For now, however, he was trapped where he was, between the clawing,
slashing ghouls behind him and the lightning weapons of the foot soldiers ahead, and for a moment, he saw no hope. The necrons had to be unstoppable. He had reckoned without the Death Korps of Krieg.
The Krieg Guardsmen, the majority of them, were no better armed than Gunthar was, than many of his comrades had been. The difference was that they knew how to use their weapons for maximum effect.
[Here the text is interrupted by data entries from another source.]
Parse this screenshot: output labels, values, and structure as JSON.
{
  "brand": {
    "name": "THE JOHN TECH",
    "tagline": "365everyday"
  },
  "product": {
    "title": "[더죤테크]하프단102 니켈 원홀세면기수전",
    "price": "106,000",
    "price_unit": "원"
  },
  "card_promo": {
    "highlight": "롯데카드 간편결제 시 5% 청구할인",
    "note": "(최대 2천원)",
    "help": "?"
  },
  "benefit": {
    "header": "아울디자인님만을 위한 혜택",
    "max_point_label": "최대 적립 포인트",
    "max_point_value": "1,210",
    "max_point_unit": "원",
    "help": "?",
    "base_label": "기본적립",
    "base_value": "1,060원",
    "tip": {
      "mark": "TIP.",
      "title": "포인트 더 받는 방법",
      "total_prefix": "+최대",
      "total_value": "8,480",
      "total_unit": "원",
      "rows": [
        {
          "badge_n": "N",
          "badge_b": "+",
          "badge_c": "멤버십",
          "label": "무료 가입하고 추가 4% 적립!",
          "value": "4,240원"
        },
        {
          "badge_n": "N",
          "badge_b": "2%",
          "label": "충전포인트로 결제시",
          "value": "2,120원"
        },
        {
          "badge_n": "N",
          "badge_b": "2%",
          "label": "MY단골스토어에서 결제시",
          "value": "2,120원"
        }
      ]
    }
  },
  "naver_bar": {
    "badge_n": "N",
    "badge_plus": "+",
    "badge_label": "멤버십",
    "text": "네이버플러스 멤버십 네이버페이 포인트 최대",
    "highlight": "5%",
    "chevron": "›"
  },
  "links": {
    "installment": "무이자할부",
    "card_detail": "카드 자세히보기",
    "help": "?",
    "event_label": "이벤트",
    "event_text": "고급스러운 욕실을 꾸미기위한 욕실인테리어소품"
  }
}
They exhibited flawless teamwork, squads of Guardsmen focusing their fire upon one foe at a time until it fell – and the Korps’ heavy ordnance was beginning to make its mark too. The necrons were too close for the Earthshakers to bring their cannons to bear, but the smaller Medusas were more than taking up the slack, consuming whole clusters of the oncoming forces with each explosive shell they spat out.
Something thudded into the ground beside Gunthar, half-burying itself. A second later, he was pelted by flaming scraps of metal and he realised that the first object had not been a shell as he had first feared, but a necron skull. He scrambled out, revolted, from beneath the creature’s fragmented remains, only to find them crawling, slithering, across the rubble, piecing themselves back together. The green light snapped on in the skull’s eye sockets, and Gunthar remembered his gun. He jammed its barrel into the necron’s right eye, and he pulled the trigger.
His second kill was less cathartic than the first. For long seconds Gunthar couldn’t tear his gaze away from that metal skull, fearing that as soon as he turned his back its eyes might flare into life once more. His head was beginning to clear, enough for him to wonder why he wasn’t dead yet. The necrons had overlooked him, down here on the ground, but he knew this wouldn’t last once he started firing at them again.
He pushed himself backwards with his elbows, rolled behind a small mound of debris. It would grant him some cover from the necrons in front of him; the ones behind, he would just have to pray kept their sights forward. He cleared a little hollow atop the mound for his gun barrel, used it to steady his aim.